People with HIV who have their viral load and CD4 cell count monitored every six months were no more likely to experience virological failure or to change their antiretroviral regimens than those monitored every four months, researchers reported at the IDWeek 2013 meeting last week in San Francisco.
European and US HIV treatment guidelines have traditionally recommended that people receiving antiretroviral therapy (ART) should have their viral load and CD4 count monitored as often as every three months. Current guidelines note that less frequent monitoring may be adequate for patients who are doing well, but this has not been extensively studied in wealthy countries.
Kamla Sanasi from the University of South Carolina and colleagues designed a study to compare outcomes amongst people with HIV on stable ART who were randomly assigned to undergo laboratory monitoring every four or every six months.

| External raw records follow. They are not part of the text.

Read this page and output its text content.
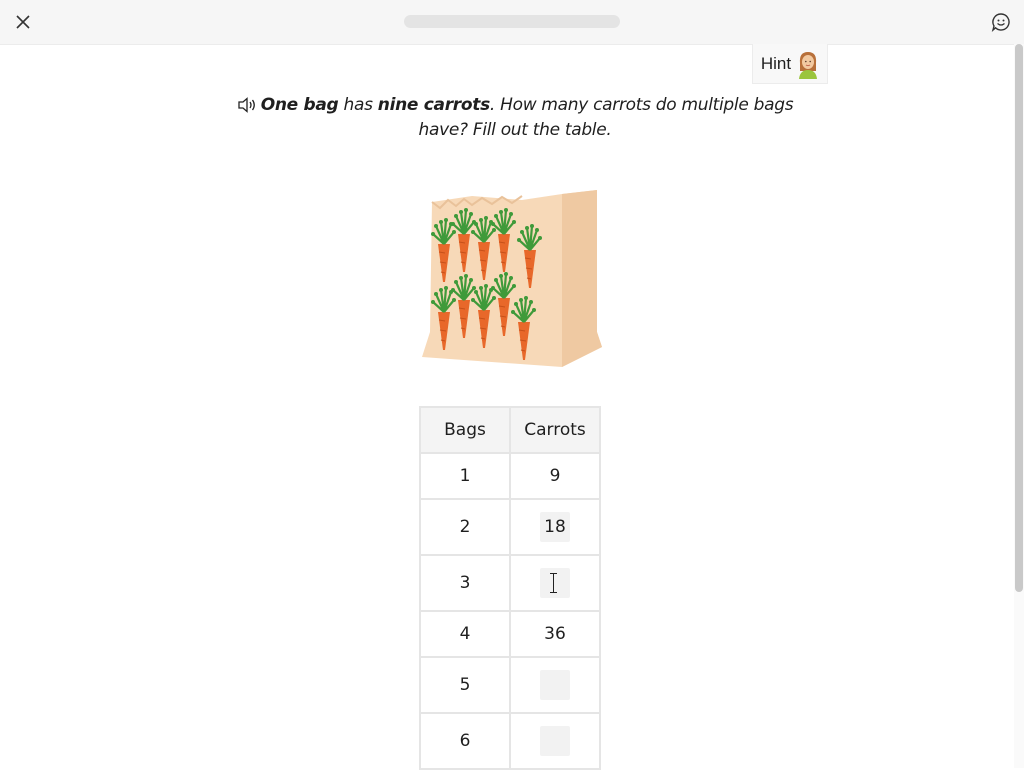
Hint
One bag has nine carrots. How many carrots do multiple bags have? Fill out the table.
Bags	Carrots
1	9
2	18
3	

4	36
5	
6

Less frequent monitoring could reduce cost and improve quality of life by requiring fewer medical appointments but, conversely, adherence could decline and virological failure or toxicities could continue longer before they are detected, the researchers noted as background.
This analysis included 165 people with HIV seen at a single clinic in the US south who had CD4 counts of at least 250 cells/mm3 and were on combination ART with an undetectable viral load (<200 copies/ml) for at least one year. All patients who met these criteria were included, not only those who were expected to do well with less frequent monitoring.

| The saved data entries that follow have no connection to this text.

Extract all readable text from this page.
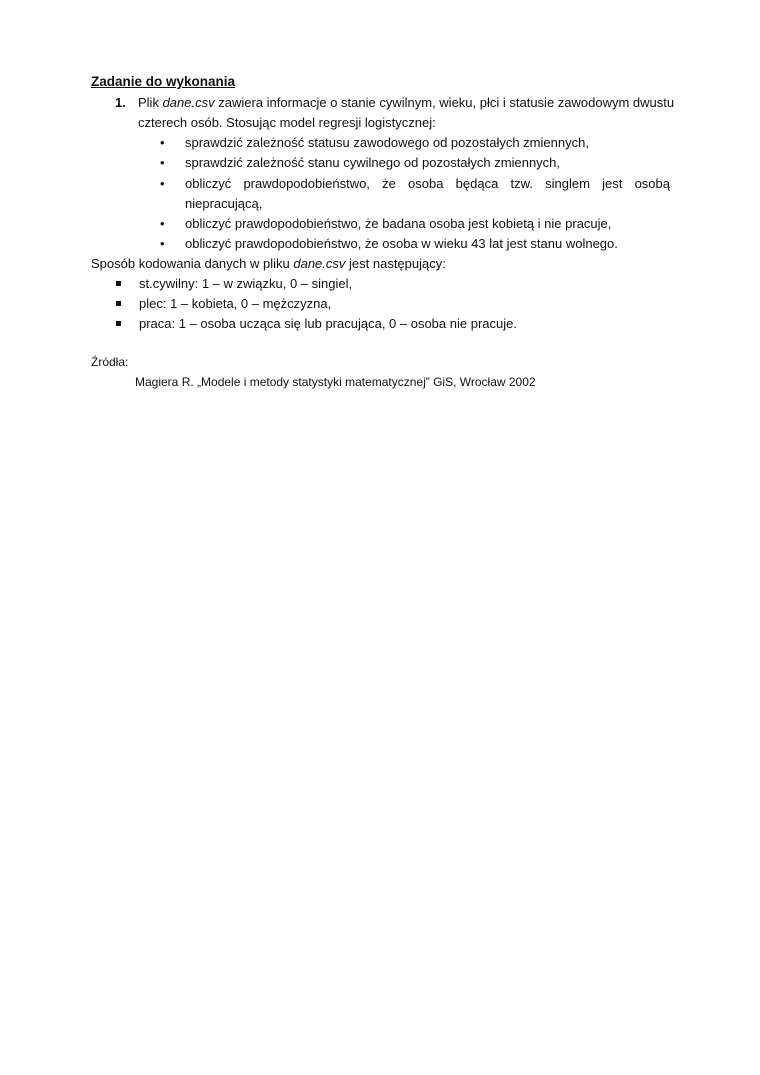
Zadanie do wykonania
1. Plik dane.csv zawiera informacje o stanie cywilnym, wieku, płci i statusie zawodowym dwustu
czterech osób. Stosując model regresji logistycznej:
• sprawdzić zależność statusu zawodowego od pozostałych zmiennych,
• sprawdzić zależność stanu cywilnego od pozostałych zmiennych,
• obliczyć prawdopodobieństwo, że osoba będąca tzw. singlem jest osobą
niepracującą,
• obliczyć prawdopodobieństwo, że badana osoba jest kobietą i nie pracuje,
• obliczyć prawdopodobieństwo, że osoba w wieku 43 lat jest stanu wolnego.
Sposób kodowania danych w pliku dane.csv jest następujący:
st.cywilny: 1 – w związku, 0 – singiel,
plec: 1 – kobieta, 0 – mężczyzna,
praca: 1 – osoba ucząca się lub pracująca, 0 – osoba nie pracuje.
Źródła:
Magiera R. „Modele i metody statystyki matematycznej” GiS, Wrocław 2002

Most participants (about 70%) were men, nearly 60% were black, 38% were white, the average age was 47 years, and they had been HIV positive for an average of 12 years. Nearly half were taking non-nucleoside reverse transcriptase inhibitors (NNRTIs) and one-third were taking protease inhibitors. The mean baseline CD4 count was approximately 575 cells/mm3, with a nadir (lowest-ever) of 244 cells/mm3. One-quarter had two or more co-morbid conditions, including 15% with hepatitis B and 17% with hepatitis C.

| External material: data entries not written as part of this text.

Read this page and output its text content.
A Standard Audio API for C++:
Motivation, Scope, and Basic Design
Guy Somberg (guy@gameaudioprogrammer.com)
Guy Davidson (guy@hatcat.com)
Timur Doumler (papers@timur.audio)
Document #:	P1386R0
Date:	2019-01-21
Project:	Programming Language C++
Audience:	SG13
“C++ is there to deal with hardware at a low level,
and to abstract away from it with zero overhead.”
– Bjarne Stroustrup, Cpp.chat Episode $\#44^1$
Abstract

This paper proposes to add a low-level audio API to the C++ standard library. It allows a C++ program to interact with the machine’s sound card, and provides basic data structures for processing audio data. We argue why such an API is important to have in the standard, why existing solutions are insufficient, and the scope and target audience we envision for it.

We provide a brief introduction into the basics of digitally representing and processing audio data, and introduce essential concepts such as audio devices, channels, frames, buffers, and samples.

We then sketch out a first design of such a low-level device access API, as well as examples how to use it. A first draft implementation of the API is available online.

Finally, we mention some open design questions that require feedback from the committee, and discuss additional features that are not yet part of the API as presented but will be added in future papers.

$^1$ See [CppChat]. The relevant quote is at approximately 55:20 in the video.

At each scheduled visit, participants completed an adherence survey, a quality-of-life questionnaire that included physical and mental health components, and a questionnaire about other medical care they received. Follow-up continued for an average of 20 months.
The primary study endpoint was percentage of participants with virological failure at two years, defined as two consecutive detectable viral loads. Other outcomes included self-reported adherence, quality of life, number of healthcare visits, emergence of new viral resistance mutations, and percentage of people who needed to change or stop ART.
There were no significant differences in the proportion of participants with virological failure, nor in time-to-virological-failure in the four-month and six-month monitoring groups. In fact, only a single participant in the six-month group experienced sustained HIV rebound.
Quality of life was also the same in both groups, with similar physical health scores (54 vs 53) and mental health scores (51 in both groups). Scores did not change significantly from baseline in either group.
Participants also reported no difference in adherence in the six-month and four-month monitoring groups (adherence scores of 12 vs 13). Again, adherence did not change significantly from baseline in either group.
Only a small proportion of participants changed or stopped ART, with no significant differences between the four-month and six-month groups. Two people switched regimens due to viral breakthrough, one due to poor adherence and twelve for other reasons; none changed to due side-effects. One person in each group acquired a new resistance mutation.
"At follow up, there was no difference in virologic failure, quality of life scores, time to detectable viral load, or change in HAART when stable patients are monitored every six months versus every four months," the investigators concluded. "Monitoring stable HIV patients on HAART with undetectable viral loads every six months is safe."
Interestingly, participants randomised to monitoring every four months actually had 23% more HIV-related medical visits overall, a significant difference. The 16% increase in non-HIV-related visits did not reach statistical significance, however, leading the researchers to surmise that, "Patients with longer intervals between HIV visits did not compensate with more visits to other providers."
These findings have potential implications for healthcare policies and resource utilisation, the study team concluded. At their clinic, which sees about 2000 patients, reducing monitoring for stable individuals from three to two visits per year would save more than USD$787,000 annually. These funds could be redirected to HIV screening, linkage to care, adherence counselling and other social issues, they suggested.
On a national level in the US, a recent study by Emily Hyle and colleagues found that reducing CD4 cell monitoring for stable patients from every six months to once a year could save USD$10.2 million annually, or more than USD$225 million over a lifetime.
After the presentation Paul Volberding from the University of California in San Francisco noted that some experts are talking about not monitoring CD4 counts at all in stable patients, just viral load. This approach has been studied with good results in resource-limited settings where regular CD4 monitoring is not logistically feasible. More recently, a US study found that there was a 99% probability that people with viral load suppression and a CD4 count above 300 cells/mm3 would maintain a CD4 level well above the danger zone for opportunistic infections over five years.
Sanasi K et al. Randomized-controlled trial of every 4 month versus every 6 months monitoring in HIV-infected patients controlled on highly active antiretroviral therapy. IDWeek 2013, San Francisco, abstract 673, 2013. View the abstract on the IDWeek website.